Intended for healthcare professionals

  1. Vaishali Parulekar, associate specialist in radiology1,
  2. Vinita Shekar, specialty doctor in oral and maxillofacial surgery2
  1. 1Oxford University Hospitals, NHS Foundation Trust
  2. 2Ninewells Hospital, Dundee, Scotland

We must recognise that the SAS workforce will be one of the strongest pillars of the future NHS, write Vaishali Parulekar and Vinita Shekar

We welcome the long awaited Medical Workforce Race Equality Standard (MWRES) First Five report.1 Race inequality and discrimination within the NHS have been acknowledged in many national surveys and reports. As stated in the MWRES report, time has come for commitment and action from all stakeholders in senior management positions within the NHS to influence change in the workplace. The communication and collaboration between senior NHS Leaders and SAS leaders within the Academy of Medical Royal Colleges (AoMRC) will play a crucial role in future planning and implementation of any proposed changes.

The MWRES report is concise and collaborative, with five main relevant and topical domains. As our roles are an integral part of the Specialty and specialist (SAS) community—and we both come from International Medical Graduate (IMG) backgrounds—domains 4 and 5 are especially close to our hearts.

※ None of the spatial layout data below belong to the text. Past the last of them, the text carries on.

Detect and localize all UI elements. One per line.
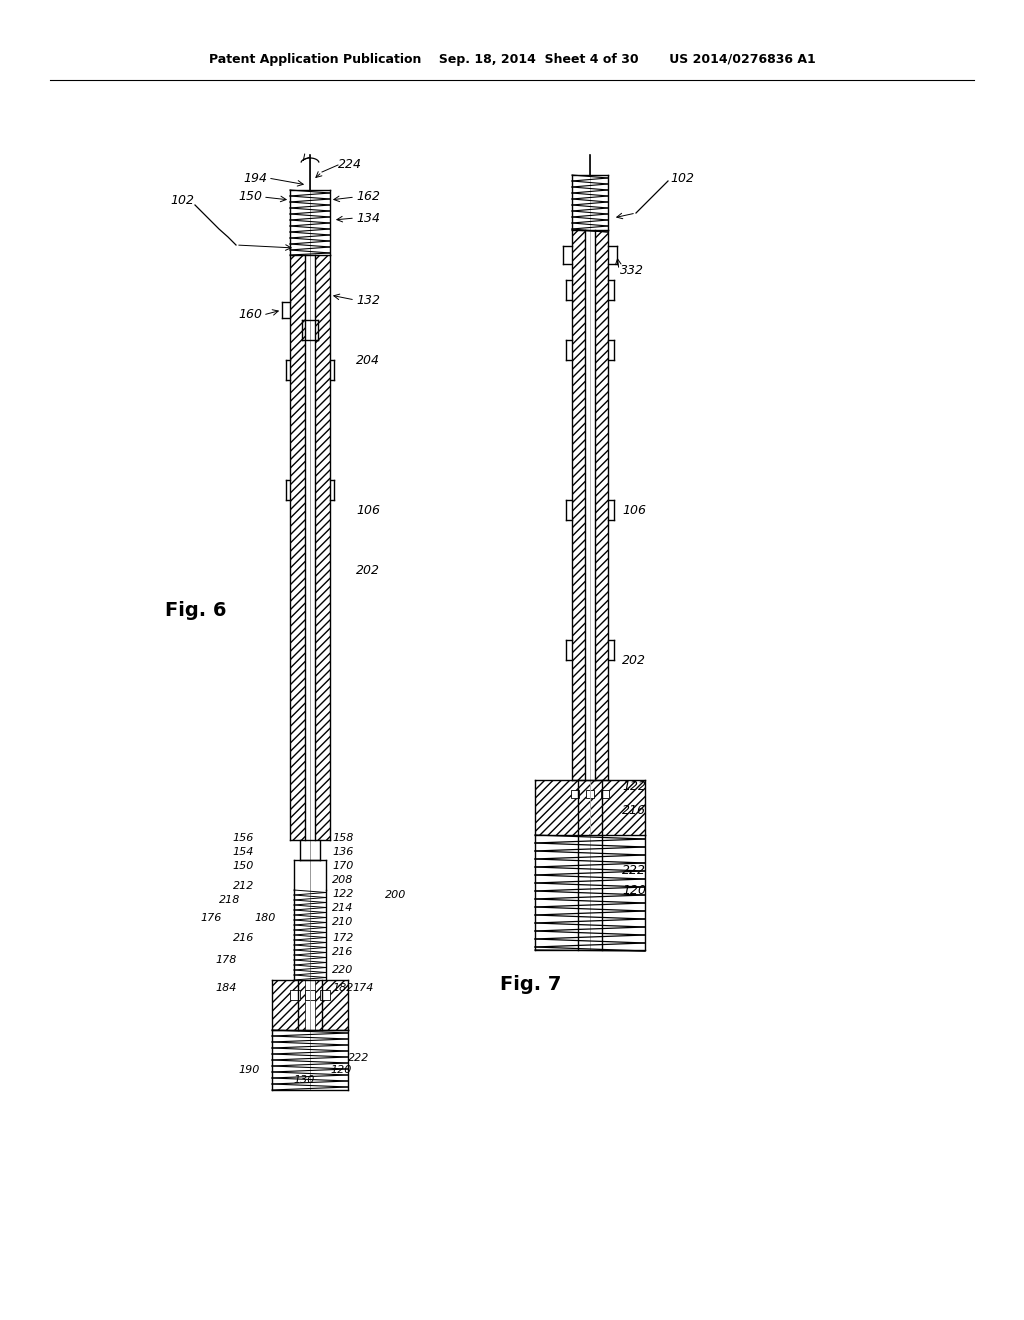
Text: 210: 210 <box>332 917 353 927</box>
Text: 172: 172 <box>332 933 353 942</box>
Text: 332: 332 <box>620 264 644 276</box>
Text: 132: 132 <box>356 293 380 306</box>
Text: 194: 194 <box>243 172 267 185</box>
Text: 178: 178 <box>216 954 237 965</box>
Text: 106: 106 <box>622 503 646 516</box>
Bar <box>571 789 579 799</box>
Bar <box>601 789 609 799</box>
Text: 130: 130 <box>293 1074 314 1085</box>
Text: 216: 216 <box>232 933 254 942</box>
Text: 184: 184 <box>216 983 237 993</box>
Bar <box>572 230 585 780</box>
Bar <box>305 990 315 1001</box>
Bar <box>290 990 300 1001</box>
Text: 224: 224 <box>338 158 362 172</box>
Text: 220: 220 <box>332 965 353 975</box>
Bar <box>595 230 608 780</box>
Text: 162: 162 <box>356 190 380 203</box>
Bar <box>535 780 645 836</box>
Bar <box>290 255 305 840</box>
Text: 120: 120 <box>622 883 646 896</box>
Text: 156: 156 <box>232 833 254 843</box>
Text: Fig. 6: Fig. 6 <box>165 601 226 619</box>
Text: Patent Application Publication    Sep. 18, 2014  Sheet 4 of 30       US 2014/027: Patent Application Publication Sep. 18, … <box>209 54 815 66</box>
Text: 150: 150 <box>232 861 254 871</box>
Text: 102: 102 <box>670 172 694 185</box>
Bar <box>586 789 594 799</box>
Bar <box>272 979 305 1030</box>
Text: 102: 102 <box>170 194 194 206</box>
Text: 120: 120 <box>330 1065 351 1074</box>
Text: 106: 106 <box>356 503 380 516</box>
Text: 122: 122 <box>332 888 353 899</box>
Text: 222: 222 <box>348 1053 370 1063</box>
Text: 212: 212 <box>232 880 254 891</box>
Text: 136: 136 <box>332 847 353 857</box>
Text: 208: 208 <box>332 875 353 884</box>
Text: 202: 202 <box>622 653 646 667</box>
Text: 176: 176 <box>201 913 222 923</box>
Text: 170: 170 <box>332 861 353 871</box>
Text: 204: 204 <box>356 354 380 367</box>
Text: 174: 174 <box>352 983 374 993</box>
Bar <box>315 255 330 840</box>
Text: 122: 122 <box>622 780 646 792</box>
Text: 182: 182 <box>332 983 353 993</box>
Text: 134: 134 <box>356 211 380 224</box>
Text: 154: 154 <box>232 847 254 857</box>
Text: 214: 214 <box>332 903 353 913</box>
Text: 158: 158 <box>332 833 353 843</box>
Text: 180: 180 <box>254 913 275 923</box>
Bar <box>319 990 330 1001</box>
Text: 218: 218 <box>219 895 240 906</box>
Text: 216: 216 <box>622 804 646 817</box>
Text: 190: 190 <box>239 1065 260 1074</box>
Text: 200: 200 <box>385 890 407 900</box>
Bar <box>315 979 348 1030</box>
Text: 160: 160 <box>238 309 262 322</box>
Text: 216: 216 <box>332 946 353 957</box>
Text: 150: 150 <box>238 190 262 203</box>
Text: 222: 222 <box>622 863 646 876</box>
Text: Fig. 7: Fig. 7 <box>500 975 561 994</box>
Text: 202: 202 <box>356 564 380 577</box>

Historically, IMGs have dominated the size of SAS workforce and have grown by 40% in the past five years. The General Medical Council (GMC) estimates the SAS will be the largest cohort of doctors in the NHS by 2030 compared to consultants and GPs.2 They offer high standards of patient care, valuable experience, expertise, and stability. Yet they remain among the most overworked and undervalued members of the workforce in the NHS and continue to experience insurmountable challenges and burnout. A large proportion of SAS doctors face challenges of bullying, undermining, and a lack of pastoral support. We also know from a GMC survey that 22% SAS doctors feel they are not supported with personal and professional development opportunities to advance their careers.3 Over a third of SAS doctors feel that they are treated unfairly. Well over a quarter of all SAS doctors have experienced bullying. This cannot go on any longer. As one of the largest growing workforces in the NHS, we must recognise that the SAS workforce will be one of the strongest pillars of the future NHS.

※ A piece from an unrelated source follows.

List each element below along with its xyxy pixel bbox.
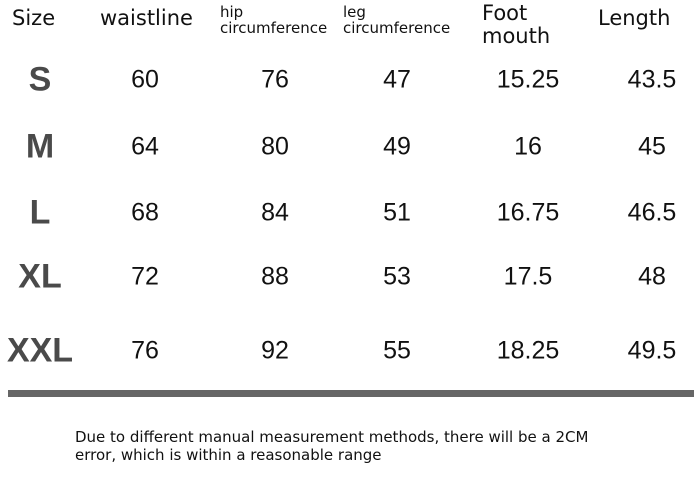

The MWRES report is a first positive step towards that. It acknowledges the strength and value of the workforce and supports their development and progression towards leadership roles. Validation from NHS England and the MWRES team is valuable, and this partnership will be a key factor for us to work at ground level and make a difference.

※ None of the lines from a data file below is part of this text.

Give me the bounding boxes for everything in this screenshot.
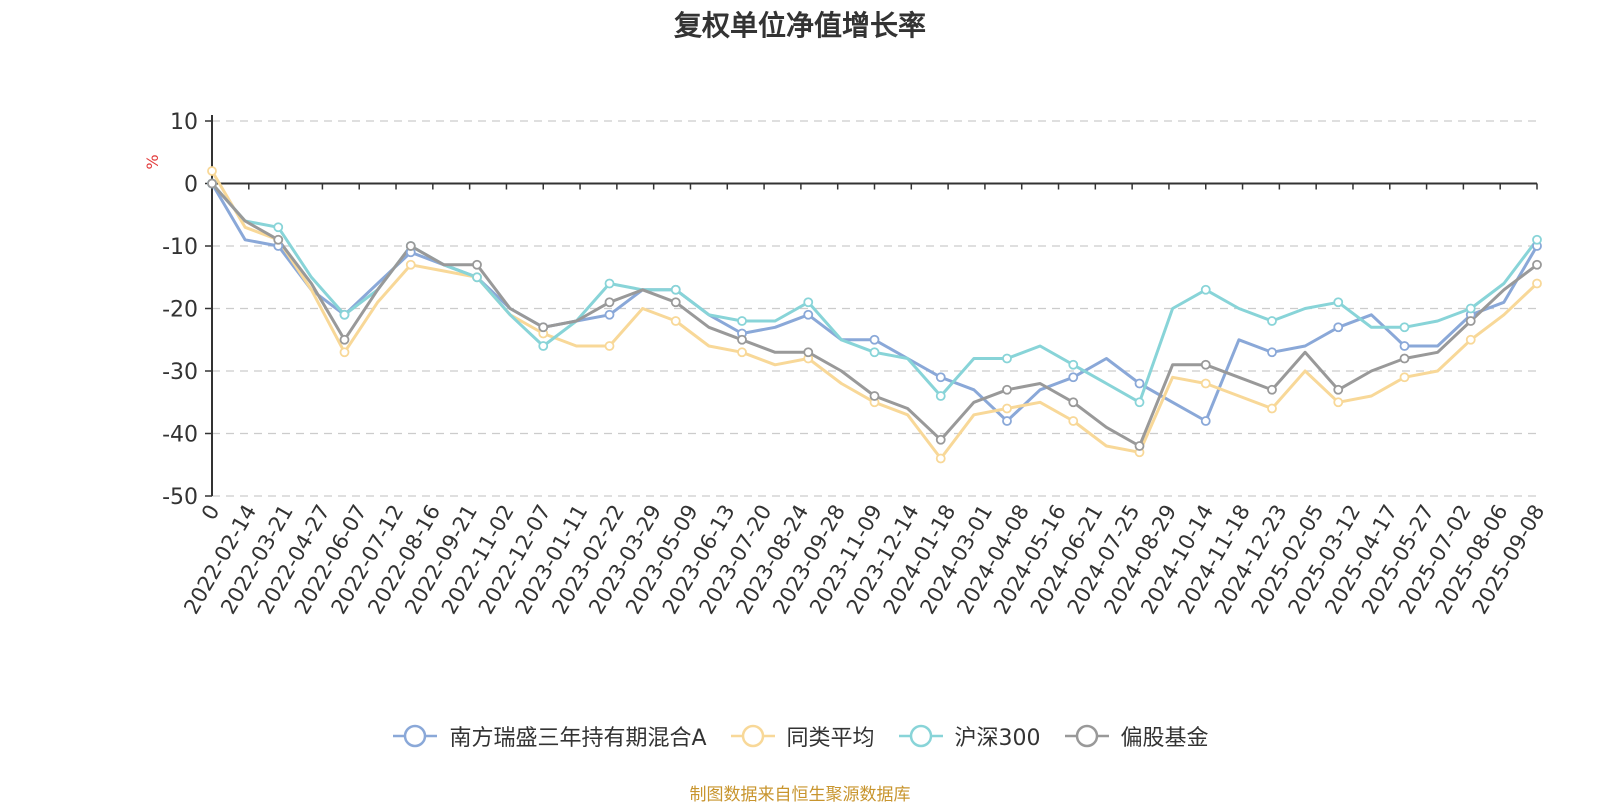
data-point bbox=[1002, 416, 1012, 426]
data-point bbox=[1333, 297, 1344, 308]
data-point bbox=[1134, 441, 1145, 451]
data-point bbox=[1465, 303, 1476, 314]
y-tick-label: -10 bbox=[162, 235, 198, 260]
data-point bbox=[935, 434, 946, 445]
data-point bbox=[604, 341, 615, 351]
data-point bbox=[604, 297, 615, 308]
legend-line-circle-icon bbox=[898, 724, 943, 748]
data-point bbox=[1200, 359, 1211, 370]
legend-label: 同类平均 bbox=[786, 726, 875, 751]
legend-item-3[interactable]: 偏股基金 bbox=[1063, 720, 1209, 752]
data-point bbox=[935, 372, 946, 383]
data-point bbox=[1002, 353, 1012, 364]
legend-item-1[interactable]: 同类平均 bbox=[729, 720, 875, 752]
data-point bbox=[1399, 353, 1410, 364]
data-point bbox=[273, 234, 284, 245]
y-tick-label: -40 bbox=[162, 423, 198, 448]
data-point bbox=[1002, 384, 1012, 395]
data-point bbox=[670, 297, 681, 308]
data-point bbox=[1134, 378, 1145, 389]
legend-line-circle-icon bbox=[1064, 724, 1109, 748]
data-point bbox=[1333, 397, 1344, 408]
data-point bbox=[472, 272, 482, 283]
data-point bbox=[1532, 259, 1542, 270]
data-point bbox=[604, 309, 615, 320]
data-point bbox=[405, 241, 416, 251]
data-point bbox=[670, 284, 681, 295]
chart-title: 复权单位净值增长率 bbox=[673, 9, 926, 42]
data-point bbox=[273, 222, 284, 233]
y-tick-label: -20 bbox=[162, 298, 198, 323]
series-line-2 bbox=[210, 182, 1539, 404]
tick-labels: 100-10-20-30-40-50%02022-02-142022-03-21… bbox=[143, 110, 1549, 618]
data-point bbox=[1399, 372, 1410, 383]
data-point bbox=[1267, 403, 1277, 414]
data-point bbox=[803, 297, 814, 308]
legend: 南方瑞盛三年持有期混合A 同类平均 沪深300 偏股基金 bbox=[0, 720, 1600, 752]
grid-lines bbox=[212, 120, 1537, 497]
data-point bbox=[1068, 416, 1079, 426]
series-line-1 bbox=[210, 170, 1539, 460]
data-point bbox=[803, 347, 814, 358]
data-point bbox=[1399, 322, 1410, 333]
data-point bbox=[869, 347, 880, 358]
x-tick-label: 0 bbox=[197, 501, 224, 525]
data-point bbox=[1333, 384, 1344, 395]
y-tick-label: -50 bbox=[162, 485, 198, 510]
data-point bbox=[935, 453, 946, 464]
data-point bbox=[207, 178, 217, 189]
data-point bbox=[538, 341, 549, 351]
data-point bbox=[405, 259, 416, 270]
data-point bbox=[1267, 316, 1277, 326]
data-point bbox=[472, 259, 482, 270]
data-point bbox=[1200, 284, 1211, 295]
data-point bbox=[869, 334, 880, 345]
data-point bbox=[737, 347, 747, 358]
data-point bbox=[1002, 403, 1012, 414]
data-point bbox=[339, 347, 350, 358]
y-tick-label: 0 bbox=[184, 173, 198, 198]
y-tick-label: -30 bbox=[162, 360, 198, 385]
legend-item-2[interactable]: 沪深300 bbox=[897, 720, 1041, 752]
data-point bbox=[803, 309, 814, 320]
series-markers bbox=[207, 166, 1542, 464]
data-point bbox=[737, 316, 747, 326]
data-point bbox=[1200, 378, 1211, 389]
data-point bbox=[1068, 359, 1079, 370]
legend-line-circle-icon bbox=[730, 724, 775, 748]
series-lines bbox=[210, 170, 1539, 460]
data-point bbox=[1532, 234, 1542, 245]
data-point bbox=[1532, 278, 1542, 289]
data-point bbox=[1399, 341, 1410, 351]
data-point bbox=[339, 334, 350, 345]
data-point bbox=[339, 309, 350, 320]
data-point bbox=[538, 322, 549, 333]
legend-item-0[interactable]: 南方瑞盛三年持有期混合A bbox=[391, 720, 707, 752]
data-point bbox=[1465, 316, 1476, 326]
legend-label: 偏股基金 bbox=[1120, 726, 1209, 751]
data-point bbox=[604, 278, 615, 289]
source-note: 制图数据来自恒生聚源数据库 bbox=[689, 785, 911, 805]
data-point bbox=[869, 391, 880, 401]
data-point bbox=[1068, 372, 1079, 383]
data-point bbox=[1068, 397, 1079, 408]
data-point bbox=[1267, 347, 1277, 358]
y-axis-unit: % bbox=[143, 154, 162, 169]
data-point bbox=[1200, 416, 1211, 426]
y-tick-label: 10 bbox=[170, 110, 198, 135]
data-point bbox=[670, 316, 681, 326]
data-point bbox=[207, 166, 217, 176]
data-point bbox=[737, 334, 747, 345]
data-point bbox=[1134, 397, 1145, 408]
axes bbox=[205, 115, 1538, 497]
data-point bbox=[1333, 322, 1344, 333]
legend-label: 南方瑞盛三年持有期混合A bbox=[449, 726, 707, 751]
data-point bbox=[1267, 384, 1277, 395]
data-point bbox=[1465, 334, 1476, 345]
legend-label: 沪深300 bbox=[954, 726, 1041, 751]
legend-line-circle-icon bbox=[393, 724, 438, 748]
data-point bbox=[935, 391, 946, 401]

We have SAS leaders in national positions, but it does not necessarily translate to local level leadership. The Academy of Medical Royal Colleges SAS committee has done valuable work on the SAS workforce in the past three years with relevant publications, which include several recommendations at all levels. It is now of utmost importance to start national networks and collaborations towards implementing these. We begin with small steps, relevant conversations, and engagement with not just SAS groups, but also leaders in the NHS and regulators. We need to identify best practices and role models and learn from them to tackle challenges and gaps, and monitor progress and outcomes.

An engaged and empowered SAS workforce will improve patient safety and care, provide vital capacity in the current workforce crisis, and will be pivotal to the future shaping of the NHS.


  • Competing interests: Vaishali Parulekar is associate specialist in Radiology, Oxford University Hospitals, NHS Foundation Trust; Co-Chair Academy of Medical Royal Colleges SAS Committee; and SAS Lead, The Royal College of Radiologists (Clinical Radiology). Vinita Shekar is specialty doctor in Oral and Maxillofacial surgery, Ninewells Hospital, Dundee, Scotland; Co-Chair Academy of Medical Royal Colleges SAS Committee; SAS Lead, The Royal College of Surgeons of England. No further competing interests declared.

  • Provenance and peer review: not commissioned, not peer reviewed.